Крови много вышло, помрет, должно быть… Так хотел с красными заодно, а не пришлось, видно.
И глухо поддакнула с горечью вся изба:
– Так хотел, а не пришлось…
Я вышел на улицу. Было морозно и тихо. Зашел в избу к раненому.
– Плох, – сказал мне стоявший возле него полковой доктор, – совсем плох…
Лампа бросала тусклый, помертвевший свет. Раненый лежал, раскинувшись и полузакрыв глаза.
– Товарищи, – прошептал вдруг он запекшимися губами. – Товарищи!
– Да, да, товарищи, – успокаивая, ответил я.
Нечто вроде слабой, больной улыбки разлилось по его лицу, и он прошептал опять:
– Я тоже ваш…
Потом замолчал, откинулся назад, гневно забормотал что-то несвязное, непонятное, какую-то невысказанную угрозу невидимому врагу, и розоватой, окрашенной кровью пеною окрасились уголки его запекшихся губ.
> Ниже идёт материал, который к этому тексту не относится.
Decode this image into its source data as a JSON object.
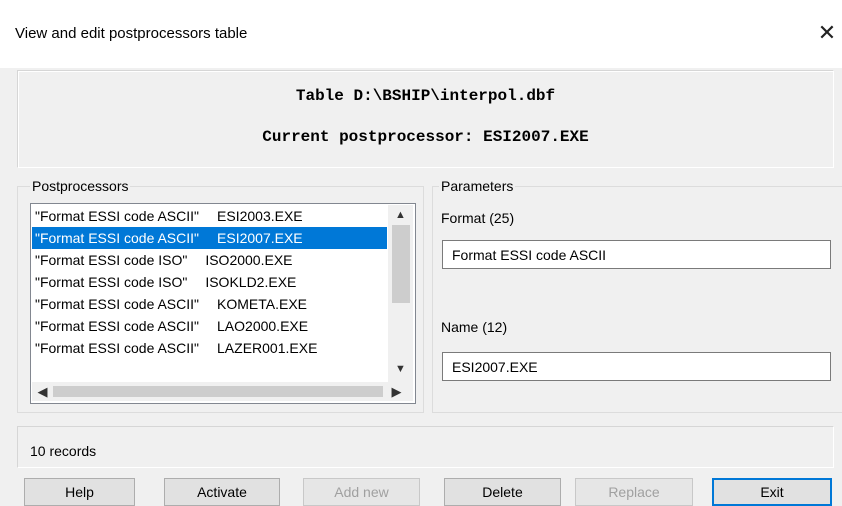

Я вышел и пошел потихоньку к окраине деревушки.
«Да, ты тоже красный, ты тоже наш, – подумал я. – Кровью и жизнью заплативший за право быть в рядах лучших из нас. А это дорогая, очень дорогая цена, которую сможет дать далеко не всякий».
Возле крайнего домика я остановился и оглянулся.